The newly formed Health Care Cost Institute (HCCI) compared data from 2009 to 2010 showing that pure price increases for care rather than increased utilization is driving spending higher.  In fact, the number of hospital inpatient admissions declined (-3.3%) and use of outpatient facilities also declined (-3.1%) in 2010.  But higher prices charged for doctor visits, surgery and drugs pushed overall spending higher by 3.3%.

“For the first time we have comprehensive data on the privately insured. This lets us develop a clearer picture of what is truly driving health care spending in the United States,” says HCCI Governing Board Chairman Martin Gaynor, PhD, E.J. Barone Professor of Economics and Health Policy at Carnegie Mellon University. “Health care spending is a critical problem—it’s not an exaggeration to say that if we solve the health care spending problem we solve our fiscal problems.”

Highlights of the report:

Cost Sharing. Out-of-pocket per capita spending increased 7.1 percent in 2010 to $689. Cost sharing rates between payers and beneficiaries remained relatively stable, with beneficiaries contributing 16.2 percent of average per capita spending. 

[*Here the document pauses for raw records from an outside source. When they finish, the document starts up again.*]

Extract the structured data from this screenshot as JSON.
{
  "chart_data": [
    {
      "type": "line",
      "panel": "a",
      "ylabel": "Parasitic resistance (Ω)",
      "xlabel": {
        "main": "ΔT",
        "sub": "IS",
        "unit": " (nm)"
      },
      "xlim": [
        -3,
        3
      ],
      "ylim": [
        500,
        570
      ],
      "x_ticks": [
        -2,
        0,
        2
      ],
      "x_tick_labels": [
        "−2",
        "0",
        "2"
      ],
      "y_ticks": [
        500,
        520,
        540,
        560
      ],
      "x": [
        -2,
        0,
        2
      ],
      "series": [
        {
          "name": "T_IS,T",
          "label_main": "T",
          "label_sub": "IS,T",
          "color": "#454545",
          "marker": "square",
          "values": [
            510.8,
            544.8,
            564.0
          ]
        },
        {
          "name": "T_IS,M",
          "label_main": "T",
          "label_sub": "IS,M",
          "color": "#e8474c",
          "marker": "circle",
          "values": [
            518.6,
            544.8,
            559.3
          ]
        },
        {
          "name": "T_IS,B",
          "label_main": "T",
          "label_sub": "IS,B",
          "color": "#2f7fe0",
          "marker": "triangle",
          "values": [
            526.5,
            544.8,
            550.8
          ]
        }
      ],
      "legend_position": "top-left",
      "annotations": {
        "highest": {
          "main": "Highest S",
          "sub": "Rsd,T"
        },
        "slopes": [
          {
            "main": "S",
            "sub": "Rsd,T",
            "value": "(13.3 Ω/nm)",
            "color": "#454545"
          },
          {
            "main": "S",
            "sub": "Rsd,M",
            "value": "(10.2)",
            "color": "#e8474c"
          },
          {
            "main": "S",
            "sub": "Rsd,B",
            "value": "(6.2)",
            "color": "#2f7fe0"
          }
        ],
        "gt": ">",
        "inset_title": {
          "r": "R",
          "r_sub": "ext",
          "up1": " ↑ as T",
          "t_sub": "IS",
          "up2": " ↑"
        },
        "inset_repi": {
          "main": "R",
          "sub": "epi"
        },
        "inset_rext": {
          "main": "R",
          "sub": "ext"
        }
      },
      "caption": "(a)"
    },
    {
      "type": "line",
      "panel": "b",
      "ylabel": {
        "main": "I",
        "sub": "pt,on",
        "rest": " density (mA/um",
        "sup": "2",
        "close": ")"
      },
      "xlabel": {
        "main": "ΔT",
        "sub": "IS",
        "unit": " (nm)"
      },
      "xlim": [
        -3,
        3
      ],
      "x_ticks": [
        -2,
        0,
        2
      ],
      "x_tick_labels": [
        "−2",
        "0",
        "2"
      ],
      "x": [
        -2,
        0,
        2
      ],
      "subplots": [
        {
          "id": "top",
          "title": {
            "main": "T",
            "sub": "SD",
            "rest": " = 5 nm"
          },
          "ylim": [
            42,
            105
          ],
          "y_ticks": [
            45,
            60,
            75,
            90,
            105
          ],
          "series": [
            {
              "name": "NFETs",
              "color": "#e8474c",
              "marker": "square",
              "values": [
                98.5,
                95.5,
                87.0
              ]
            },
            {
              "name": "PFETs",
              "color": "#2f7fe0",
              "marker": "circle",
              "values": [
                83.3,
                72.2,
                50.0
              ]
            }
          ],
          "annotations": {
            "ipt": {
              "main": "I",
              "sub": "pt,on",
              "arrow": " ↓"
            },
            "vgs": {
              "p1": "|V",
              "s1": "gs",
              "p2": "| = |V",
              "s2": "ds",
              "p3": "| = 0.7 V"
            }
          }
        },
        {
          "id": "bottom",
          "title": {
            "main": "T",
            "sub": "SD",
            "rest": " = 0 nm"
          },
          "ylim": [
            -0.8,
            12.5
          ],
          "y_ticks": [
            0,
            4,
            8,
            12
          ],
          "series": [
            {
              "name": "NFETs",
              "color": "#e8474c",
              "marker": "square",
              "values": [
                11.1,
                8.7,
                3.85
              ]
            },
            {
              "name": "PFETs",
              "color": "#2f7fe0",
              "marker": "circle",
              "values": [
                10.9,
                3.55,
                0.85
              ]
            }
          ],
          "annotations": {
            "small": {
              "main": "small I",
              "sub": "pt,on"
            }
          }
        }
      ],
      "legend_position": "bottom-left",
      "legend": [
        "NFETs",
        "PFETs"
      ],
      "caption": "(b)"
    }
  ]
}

Inpatient-Outpatient Facility Trends. The average facility price paid for a hospital stay was $14,662 in 2010, a 5.1 percent increase over 2009. The price for an emergency room visit climbed to $1,327 in 2010, an 11 percent hike. The average out-of-pocket price of a hospital stay rose 10.7 percent from $632 in 2009 to $700 in 2010.

Prescription Drugs. Prescription drug prices grew on 3 percent overall from an average of $80 per prescription in 2009 to $82 in 2010. However, brand name drug prices increased 13 percent from 2009 to 2010, while generic drug prices decreased by 6.3 percent.

Professional Services. The overall price of professional procedures that include doctor visits, lab tests, and diagnostic imaging, increased 2.6 percent. Payments for office visits—to both primary care and specialist providers—grew by more than 5 percent.

Utilization Trends. Overall use of health care services declined in 2010. Usage dropped by more than 5 percent for medical inpatient admissions, emergency room visits, primary care provider office visits, and radiology procedures. On average, each insured person filled more than nine prescriptions in 2010. The number of brand name prescriptions dropped by nearly 4 percent, while the number of generic prescriptions increased by 2.5 percent.